How Many Spoons Do You Have Today?

Sometimes I think a friend or family member understands what it's like to live with pain all the time, and then they'll say or do something that reminds me they really don't "get it" at all.. 

When you're diagnosed with fibromyalgia, chronic fatigue syndrome and a thoracic neuralgia pain syndrome, it means two things:

  1. You can't remember the last time you were totally pain free.
  2. You never have enough energy to do what needs done every day.
Sometimes I'm not sure which is hardest to deal with, but the lack of energy certainly is frustrating!

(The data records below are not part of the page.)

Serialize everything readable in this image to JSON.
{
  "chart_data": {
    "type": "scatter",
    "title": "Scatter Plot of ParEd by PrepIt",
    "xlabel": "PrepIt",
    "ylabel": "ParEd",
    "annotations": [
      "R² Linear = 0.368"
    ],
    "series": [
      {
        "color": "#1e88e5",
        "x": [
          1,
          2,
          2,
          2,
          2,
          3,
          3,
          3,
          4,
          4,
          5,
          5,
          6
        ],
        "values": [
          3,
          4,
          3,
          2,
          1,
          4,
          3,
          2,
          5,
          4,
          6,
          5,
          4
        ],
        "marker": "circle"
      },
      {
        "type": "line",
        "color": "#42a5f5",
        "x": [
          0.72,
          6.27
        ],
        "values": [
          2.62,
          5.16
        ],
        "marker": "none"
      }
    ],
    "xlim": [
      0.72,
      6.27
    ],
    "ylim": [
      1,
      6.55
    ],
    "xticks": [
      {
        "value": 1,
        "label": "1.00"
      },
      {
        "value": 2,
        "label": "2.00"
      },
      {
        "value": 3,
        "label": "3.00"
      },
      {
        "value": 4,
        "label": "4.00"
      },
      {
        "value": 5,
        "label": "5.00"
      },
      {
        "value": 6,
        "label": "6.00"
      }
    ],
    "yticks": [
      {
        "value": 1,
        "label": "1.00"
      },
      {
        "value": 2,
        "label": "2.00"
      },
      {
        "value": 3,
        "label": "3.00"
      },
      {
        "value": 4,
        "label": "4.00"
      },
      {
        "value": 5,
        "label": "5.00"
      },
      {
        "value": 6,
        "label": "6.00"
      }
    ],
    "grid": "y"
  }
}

A very good friend sent me a link to an article written by a woman with Lupus that explains what it's like to live with invisible diseases like lupus, fibro and chronic fatigue.  The name of her blog will resonate with anyone who has such problems:

But You Don't Look Sick!
If you have had lupus, fibro or any of the so-called "invisible" illnesses, I'll bet you've heard it or it's corollary, "But you look good!" more times than you care to count!

This article is copyrighted, so I can't print it here... but go to this blog post and read

The Spoon Theory. 

I promise you, if you have any such health problems, you will be nodding your head and saying, 'YES, that's it!"

And if you don't, count your blessings, and read it anyway to help you understand someone who does.  Just trying to understand what someone else lives with can mean a great deal that friend or loved one.

Because we may not look sick... but we live with it just the same.